Several authors have noted that the services provided by CBOs are hard to evaluate (10;14). As one author comments, this difficulty in recognizing the full value of CBOs may be due to the fact that many CBOs lack the time and capacity necessary to plan, implement and evaluate their services (10). As a result, CBOs may be perceived as having limited effectiveness when, in fact, they may be very effective (10).

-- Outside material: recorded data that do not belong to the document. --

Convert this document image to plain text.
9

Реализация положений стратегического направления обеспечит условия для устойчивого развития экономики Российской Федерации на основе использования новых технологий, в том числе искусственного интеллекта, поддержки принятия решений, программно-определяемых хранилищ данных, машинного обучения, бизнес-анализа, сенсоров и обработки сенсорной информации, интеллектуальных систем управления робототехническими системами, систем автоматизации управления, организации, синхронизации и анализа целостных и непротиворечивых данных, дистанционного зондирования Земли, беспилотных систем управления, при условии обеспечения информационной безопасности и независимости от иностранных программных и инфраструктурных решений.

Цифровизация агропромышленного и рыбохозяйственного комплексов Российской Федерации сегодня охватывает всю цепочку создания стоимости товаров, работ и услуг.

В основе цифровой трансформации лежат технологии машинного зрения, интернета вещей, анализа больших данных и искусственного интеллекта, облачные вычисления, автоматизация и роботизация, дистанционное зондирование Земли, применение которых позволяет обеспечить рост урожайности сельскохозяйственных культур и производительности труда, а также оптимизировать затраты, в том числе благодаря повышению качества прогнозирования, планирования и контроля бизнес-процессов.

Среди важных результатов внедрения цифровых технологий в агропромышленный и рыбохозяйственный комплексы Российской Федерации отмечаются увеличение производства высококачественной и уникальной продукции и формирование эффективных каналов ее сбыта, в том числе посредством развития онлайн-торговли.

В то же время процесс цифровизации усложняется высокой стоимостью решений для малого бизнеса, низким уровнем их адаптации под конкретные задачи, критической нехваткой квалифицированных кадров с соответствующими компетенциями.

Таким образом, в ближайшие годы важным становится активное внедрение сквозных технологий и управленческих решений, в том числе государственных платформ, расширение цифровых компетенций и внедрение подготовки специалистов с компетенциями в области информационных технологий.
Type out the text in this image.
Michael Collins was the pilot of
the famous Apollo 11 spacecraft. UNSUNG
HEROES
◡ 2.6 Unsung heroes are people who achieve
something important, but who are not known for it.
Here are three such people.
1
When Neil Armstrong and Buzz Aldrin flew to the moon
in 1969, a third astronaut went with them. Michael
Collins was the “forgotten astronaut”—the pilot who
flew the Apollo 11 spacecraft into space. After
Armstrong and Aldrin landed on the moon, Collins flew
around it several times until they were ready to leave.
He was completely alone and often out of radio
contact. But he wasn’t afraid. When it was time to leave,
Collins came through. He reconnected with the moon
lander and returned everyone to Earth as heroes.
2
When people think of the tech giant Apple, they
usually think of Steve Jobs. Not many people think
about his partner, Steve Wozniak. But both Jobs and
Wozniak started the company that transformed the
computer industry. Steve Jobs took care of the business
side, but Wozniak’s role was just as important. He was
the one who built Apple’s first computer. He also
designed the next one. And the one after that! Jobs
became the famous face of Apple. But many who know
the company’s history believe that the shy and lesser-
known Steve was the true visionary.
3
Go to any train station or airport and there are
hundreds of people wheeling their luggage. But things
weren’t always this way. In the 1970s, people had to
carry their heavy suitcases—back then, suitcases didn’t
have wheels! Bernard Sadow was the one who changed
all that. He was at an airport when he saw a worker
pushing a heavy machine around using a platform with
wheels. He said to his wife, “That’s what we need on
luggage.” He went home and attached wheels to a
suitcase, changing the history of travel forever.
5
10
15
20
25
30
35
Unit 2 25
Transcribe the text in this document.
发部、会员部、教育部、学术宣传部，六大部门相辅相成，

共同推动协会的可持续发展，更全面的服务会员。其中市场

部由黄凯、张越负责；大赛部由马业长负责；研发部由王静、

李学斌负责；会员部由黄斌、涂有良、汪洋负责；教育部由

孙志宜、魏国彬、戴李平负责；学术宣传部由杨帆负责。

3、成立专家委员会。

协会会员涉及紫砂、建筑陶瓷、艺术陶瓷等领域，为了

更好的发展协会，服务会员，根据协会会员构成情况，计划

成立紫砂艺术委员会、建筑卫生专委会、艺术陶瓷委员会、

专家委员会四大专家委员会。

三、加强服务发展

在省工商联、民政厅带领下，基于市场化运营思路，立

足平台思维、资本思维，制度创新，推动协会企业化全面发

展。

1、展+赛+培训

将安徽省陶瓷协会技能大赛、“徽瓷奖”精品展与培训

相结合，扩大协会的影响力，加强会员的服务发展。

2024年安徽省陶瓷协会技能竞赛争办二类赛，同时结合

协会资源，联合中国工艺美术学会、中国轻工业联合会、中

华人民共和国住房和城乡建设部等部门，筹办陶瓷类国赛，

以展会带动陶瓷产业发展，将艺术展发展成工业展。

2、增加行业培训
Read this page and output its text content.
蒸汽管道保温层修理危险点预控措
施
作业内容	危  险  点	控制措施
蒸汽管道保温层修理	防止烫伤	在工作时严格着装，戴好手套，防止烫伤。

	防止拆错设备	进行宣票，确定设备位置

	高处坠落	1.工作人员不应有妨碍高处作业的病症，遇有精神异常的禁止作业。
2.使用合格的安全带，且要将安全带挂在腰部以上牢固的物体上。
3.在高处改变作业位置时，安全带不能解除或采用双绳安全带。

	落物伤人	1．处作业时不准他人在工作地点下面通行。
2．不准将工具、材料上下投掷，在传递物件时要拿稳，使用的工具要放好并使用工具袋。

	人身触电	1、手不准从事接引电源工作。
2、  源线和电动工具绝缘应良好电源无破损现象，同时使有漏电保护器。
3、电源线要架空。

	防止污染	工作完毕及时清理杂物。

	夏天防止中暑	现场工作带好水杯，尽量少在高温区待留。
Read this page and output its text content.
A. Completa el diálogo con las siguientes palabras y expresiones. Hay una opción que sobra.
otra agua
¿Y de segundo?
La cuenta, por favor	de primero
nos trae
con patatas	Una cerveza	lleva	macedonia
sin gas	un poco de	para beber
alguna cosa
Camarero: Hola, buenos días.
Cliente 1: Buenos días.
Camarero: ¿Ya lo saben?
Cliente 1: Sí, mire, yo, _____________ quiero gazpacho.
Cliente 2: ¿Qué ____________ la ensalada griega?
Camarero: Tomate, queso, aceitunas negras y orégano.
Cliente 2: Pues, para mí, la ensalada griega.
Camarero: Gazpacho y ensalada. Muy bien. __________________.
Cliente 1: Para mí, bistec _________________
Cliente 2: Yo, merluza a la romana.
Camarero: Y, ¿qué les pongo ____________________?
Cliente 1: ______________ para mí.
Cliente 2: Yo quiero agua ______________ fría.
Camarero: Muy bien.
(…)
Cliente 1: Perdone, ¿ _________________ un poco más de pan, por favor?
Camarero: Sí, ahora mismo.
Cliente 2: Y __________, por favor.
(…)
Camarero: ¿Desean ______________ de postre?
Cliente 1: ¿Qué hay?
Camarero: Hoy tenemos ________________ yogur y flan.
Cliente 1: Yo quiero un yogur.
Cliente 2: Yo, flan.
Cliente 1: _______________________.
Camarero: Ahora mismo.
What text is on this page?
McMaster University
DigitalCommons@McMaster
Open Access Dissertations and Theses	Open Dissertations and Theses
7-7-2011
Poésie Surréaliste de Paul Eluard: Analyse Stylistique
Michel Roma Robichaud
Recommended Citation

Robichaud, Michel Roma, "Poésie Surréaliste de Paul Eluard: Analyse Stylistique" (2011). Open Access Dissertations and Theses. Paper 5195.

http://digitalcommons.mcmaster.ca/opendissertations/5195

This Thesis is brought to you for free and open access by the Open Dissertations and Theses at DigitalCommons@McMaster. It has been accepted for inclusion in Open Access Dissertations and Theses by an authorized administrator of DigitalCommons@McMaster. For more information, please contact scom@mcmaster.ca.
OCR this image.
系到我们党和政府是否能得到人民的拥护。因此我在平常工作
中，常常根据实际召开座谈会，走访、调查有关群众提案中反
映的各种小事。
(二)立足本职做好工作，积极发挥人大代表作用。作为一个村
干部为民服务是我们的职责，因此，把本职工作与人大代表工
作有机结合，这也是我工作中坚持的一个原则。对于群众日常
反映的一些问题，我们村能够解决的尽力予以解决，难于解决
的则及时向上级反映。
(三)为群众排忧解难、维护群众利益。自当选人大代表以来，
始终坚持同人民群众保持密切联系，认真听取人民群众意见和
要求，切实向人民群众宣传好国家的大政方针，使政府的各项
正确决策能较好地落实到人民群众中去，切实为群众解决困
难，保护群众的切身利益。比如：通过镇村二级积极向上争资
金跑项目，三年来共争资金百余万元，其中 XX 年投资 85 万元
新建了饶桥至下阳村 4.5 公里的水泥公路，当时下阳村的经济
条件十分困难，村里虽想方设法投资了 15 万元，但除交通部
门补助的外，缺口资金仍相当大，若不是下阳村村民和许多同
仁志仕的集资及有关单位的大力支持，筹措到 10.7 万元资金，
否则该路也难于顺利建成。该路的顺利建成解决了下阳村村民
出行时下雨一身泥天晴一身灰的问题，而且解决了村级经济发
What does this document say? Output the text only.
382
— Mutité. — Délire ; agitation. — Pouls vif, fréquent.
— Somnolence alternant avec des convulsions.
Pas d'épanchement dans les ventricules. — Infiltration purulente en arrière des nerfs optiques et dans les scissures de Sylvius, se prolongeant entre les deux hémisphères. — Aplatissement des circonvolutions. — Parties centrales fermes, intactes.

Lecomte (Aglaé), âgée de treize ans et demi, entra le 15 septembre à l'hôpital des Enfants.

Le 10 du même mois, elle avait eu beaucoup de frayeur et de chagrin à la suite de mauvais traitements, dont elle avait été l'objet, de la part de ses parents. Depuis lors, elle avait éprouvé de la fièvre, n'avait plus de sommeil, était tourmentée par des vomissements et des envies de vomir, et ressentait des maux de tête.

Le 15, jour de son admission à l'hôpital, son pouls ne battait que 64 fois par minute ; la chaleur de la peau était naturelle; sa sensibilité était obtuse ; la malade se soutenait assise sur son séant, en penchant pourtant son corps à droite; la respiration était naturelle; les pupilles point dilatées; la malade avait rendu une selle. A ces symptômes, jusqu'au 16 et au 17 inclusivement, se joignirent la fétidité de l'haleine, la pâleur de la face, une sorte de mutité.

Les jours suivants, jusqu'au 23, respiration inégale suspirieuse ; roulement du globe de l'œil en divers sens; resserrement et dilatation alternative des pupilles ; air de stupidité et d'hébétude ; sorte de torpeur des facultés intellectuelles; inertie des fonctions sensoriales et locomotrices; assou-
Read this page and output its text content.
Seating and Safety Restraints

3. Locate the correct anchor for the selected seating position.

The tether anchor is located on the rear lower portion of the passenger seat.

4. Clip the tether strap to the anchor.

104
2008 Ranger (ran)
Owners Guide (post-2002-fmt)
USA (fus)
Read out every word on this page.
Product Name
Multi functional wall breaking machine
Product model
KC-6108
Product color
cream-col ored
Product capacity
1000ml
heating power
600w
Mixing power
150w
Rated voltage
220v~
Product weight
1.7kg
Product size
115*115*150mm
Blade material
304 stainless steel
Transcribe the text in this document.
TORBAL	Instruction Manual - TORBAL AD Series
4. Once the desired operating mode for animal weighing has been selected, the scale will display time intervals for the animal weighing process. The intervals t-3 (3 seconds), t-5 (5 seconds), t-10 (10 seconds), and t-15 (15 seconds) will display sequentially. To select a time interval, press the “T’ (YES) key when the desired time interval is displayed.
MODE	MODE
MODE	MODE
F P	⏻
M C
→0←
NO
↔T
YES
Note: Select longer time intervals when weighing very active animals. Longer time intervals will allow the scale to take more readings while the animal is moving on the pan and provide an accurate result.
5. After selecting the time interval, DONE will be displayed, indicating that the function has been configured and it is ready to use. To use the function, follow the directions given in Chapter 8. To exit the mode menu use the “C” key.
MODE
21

One study has been able to quantify the financial and social impact of CBOs in Ontario. The authors found that, from 1987 to 2011, community-based HIV prevention programs prevented 16,672 new infections and saved the health care system $6.5 billion (9). Overall, taxpayers saved $5 for every dollar invested in community-based prevention programs in Ontario (9). It is worth noting that these figures were based on conservative estimates and that the real cost savings and benefits generated by Ontario-based CBOs were likely much greater (9). The authors stressed that even in the post-antiretroviral therapy era, more and more evidence is showing that biomedical and social and behavioural interventions are essential complements to each other and that social behavioural and structural interventions, together with community actions, are important at each step to help people living with HIV achieve viral suppression (9).

Forefront of future work

CBOs have been a leading force in the development, dissemination and implementation of best practices in HIV prevention and care (15). They have also been important partners in the recruitment of cohorts for clinical trials and studies on HIV prevention (15). As people with HIV are now living longer, it has been suggested that CBOs possess untapped potential for addressing their health-related needs (16). Given the history of CBOs and their centrality to the HIV movement, they are ideally situated to address other issues as they emerge (15).